Hier ist es, wo Aufgabe und Verantwortung des Dichters
beginnt, denn ihm ist die Wirklichkeit des Kreises offenbar,
dem der Einzelne angehört als ein Punkt seiner Peripherie. Er
sieht dort, wo jeder für sich im Kampfe liegt, die
durchlaufende Front. Daher ist es seine Stimme, die inmitten
der Verwirrung von einer höheren Einheit Kunde gibt oder die
gleich der eines Meldeläufers bei Nacht das Herz in seiner
Verlassenheit darüber beruhigt, daß der Anschluß besteht. So
beruht auch das unvergleichliche Entzücken, dessen nur ganz
junge Menschen beim Lesen fähig sind, vor allem darin, daß
sie ihre geheimsten Wertungen als gültig bestätigt sehen.

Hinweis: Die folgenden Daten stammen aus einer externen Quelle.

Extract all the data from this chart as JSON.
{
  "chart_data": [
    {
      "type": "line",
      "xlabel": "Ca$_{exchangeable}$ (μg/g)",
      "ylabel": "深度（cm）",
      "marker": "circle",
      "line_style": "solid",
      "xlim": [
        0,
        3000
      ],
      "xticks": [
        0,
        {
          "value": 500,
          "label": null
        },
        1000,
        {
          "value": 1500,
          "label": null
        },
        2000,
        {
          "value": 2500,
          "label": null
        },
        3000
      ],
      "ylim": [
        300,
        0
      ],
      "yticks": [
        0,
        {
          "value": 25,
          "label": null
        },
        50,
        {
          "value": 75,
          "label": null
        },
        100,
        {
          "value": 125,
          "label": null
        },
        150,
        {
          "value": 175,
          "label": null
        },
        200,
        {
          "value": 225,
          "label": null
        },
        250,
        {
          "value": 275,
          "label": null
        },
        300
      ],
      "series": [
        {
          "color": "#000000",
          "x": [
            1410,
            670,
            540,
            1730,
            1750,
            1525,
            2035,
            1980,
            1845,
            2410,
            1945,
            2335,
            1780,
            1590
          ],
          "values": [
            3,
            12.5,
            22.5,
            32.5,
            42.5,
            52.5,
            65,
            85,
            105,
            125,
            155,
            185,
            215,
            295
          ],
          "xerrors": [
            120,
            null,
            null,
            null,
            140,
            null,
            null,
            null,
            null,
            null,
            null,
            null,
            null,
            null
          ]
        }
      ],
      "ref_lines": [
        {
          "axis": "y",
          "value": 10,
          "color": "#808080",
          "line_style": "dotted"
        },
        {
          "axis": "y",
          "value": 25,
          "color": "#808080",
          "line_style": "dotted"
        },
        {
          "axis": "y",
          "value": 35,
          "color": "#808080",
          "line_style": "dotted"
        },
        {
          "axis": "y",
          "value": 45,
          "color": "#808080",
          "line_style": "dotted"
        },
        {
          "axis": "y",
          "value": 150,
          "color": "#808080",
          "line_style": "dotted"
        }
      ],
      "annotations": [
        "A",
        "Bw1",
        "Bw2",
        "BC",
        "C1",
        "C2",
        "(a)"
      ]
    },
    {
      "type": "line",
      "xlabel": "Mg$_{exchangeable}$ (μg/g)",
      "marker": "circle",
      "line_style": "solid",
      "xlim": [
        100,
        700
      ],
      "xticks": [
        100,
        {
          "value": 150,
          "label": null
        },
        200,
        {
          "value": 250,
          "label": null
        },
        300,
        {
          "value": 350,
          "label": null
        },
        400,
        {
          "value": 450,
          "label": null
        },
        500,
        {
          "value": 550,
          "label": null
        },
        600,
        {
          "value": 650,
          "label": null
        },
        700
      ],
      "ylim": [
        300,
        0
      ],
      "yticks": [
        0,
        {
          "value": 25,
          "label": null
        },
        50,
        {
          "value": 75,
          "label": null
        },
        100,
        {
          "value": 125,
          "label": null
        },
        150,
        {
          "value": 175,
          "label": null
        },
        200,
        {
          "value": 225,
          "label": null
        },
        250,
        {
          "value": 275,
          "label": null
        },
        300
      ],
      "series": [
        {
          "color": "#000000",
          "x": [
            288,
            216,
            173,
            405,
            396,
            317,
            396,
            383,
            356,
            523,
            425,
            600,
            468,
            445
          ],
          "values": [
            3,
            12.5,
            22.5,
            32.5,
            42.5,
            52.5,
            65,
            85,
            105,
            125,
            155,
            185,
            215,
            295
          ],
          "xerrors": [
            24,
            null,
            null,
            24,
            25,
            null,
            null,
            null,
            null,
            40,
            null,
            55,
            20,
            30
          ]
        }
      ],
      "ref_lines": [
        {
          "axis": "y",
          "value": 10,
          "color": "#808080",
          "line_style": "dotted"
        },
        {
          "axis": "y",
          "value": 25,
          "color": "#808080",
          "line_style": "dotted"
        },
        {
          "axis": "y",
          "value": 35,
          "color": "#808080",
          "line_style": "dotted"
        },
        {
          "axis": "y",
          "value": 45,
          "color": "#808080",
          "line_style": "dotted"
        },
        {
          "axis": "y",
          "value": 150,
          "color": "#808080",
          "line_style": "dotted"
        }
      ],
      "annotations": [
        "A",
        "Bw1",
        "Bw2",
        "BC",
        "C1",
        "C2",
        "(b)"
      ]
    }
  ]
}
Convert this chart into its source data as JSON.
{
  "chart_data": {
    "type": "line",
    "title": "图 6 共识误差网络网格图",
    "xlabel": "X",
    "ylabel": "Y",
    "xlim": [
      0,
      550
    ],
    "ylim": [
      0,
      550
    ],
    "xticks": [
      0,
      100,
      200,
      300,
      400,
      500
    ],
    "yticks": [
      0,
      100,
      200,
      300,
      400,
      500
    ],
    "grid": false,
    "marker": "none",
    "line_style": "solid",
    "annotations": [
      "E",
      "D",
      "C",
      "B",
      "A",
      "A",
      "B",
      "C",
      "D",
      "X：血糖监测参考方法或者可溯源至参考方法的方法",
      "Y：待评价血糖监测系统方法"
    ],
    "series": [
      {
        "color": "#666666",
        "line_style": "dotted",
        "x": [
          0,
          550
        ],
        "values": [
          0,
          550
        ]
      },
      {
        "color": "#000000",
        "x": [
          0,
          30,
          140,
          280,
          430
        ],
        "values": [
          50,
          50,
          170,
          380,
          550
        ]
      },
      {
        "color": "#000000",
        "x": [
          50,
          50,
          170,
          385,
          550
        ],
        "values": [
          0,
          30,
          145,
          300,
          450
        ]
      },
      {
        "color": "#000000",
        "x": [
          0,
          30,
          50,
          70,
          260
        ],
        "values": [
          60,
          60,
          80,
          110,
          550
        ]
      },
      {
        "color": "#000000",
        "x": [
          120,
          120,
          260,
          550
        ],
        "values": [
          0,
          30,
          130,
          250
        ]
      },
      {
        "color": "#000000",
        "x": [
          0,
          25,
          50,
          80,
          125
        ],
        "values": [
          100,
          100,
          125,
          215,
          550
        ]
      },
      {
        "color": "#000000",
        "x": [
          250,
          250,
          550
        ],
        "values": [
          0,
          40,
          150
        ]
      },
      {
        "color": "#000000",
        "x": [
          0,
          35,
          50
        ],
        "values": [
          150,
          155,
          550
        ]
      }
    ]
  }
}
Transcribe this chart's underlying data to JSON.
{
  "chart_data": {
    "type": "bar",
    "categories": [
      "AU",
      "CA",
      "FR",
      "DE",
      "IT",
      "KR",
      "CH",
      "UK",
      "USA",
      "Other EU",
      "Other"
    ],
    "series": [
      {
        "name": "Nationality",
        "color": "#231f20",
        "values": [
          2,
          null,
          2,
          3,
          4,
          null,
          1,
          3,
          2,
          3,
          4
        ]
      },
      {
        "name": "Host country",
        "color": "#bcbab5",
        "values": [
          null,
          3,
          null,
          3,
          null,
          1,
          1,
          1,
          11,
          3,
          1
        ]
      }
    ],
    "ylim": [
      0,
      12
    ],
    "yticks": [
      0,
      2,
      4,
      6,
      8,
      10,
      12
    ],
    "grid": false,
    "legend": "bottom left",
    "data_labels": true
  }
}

»Dies alles gibt es also« - die Vermittlung dieses Gefühls
bedeutet für die Robinsons unserer großen Städte nicht
weniger als der Abdruck des menschlichen Fußes, den der
wirkliche Robinson am Strande seiner Insel fand. Es bedeutet,
daß es Menschen gibt.

Nur von diesem Punkte aus, als Ausdruck einer innersten und
entschiedensten Rangordnung, scheint mir auch der Kultus des
Unbekannten Soldaten, unter dem ich mir eine Gestalt gleich
der jenes jungen Kämpfers vorstelle, fruchtbar zu sein. Der
weiße Flammenstrahl, der aus dem Asphalt schlägt, sollte der
Jugend, die ihn grüßt, ein Symbol dafür sein, daß unter uns der
göttliche Funke noch nicht ausgestorben ist, daß es immer
noch Herzen gibt, die sich der letzten Läuterung, der
Läuterung der Flamme, bedürftig fühlen, und daß die
Kameradschaft dieser Herzen die einzig erstrebenswerte ist.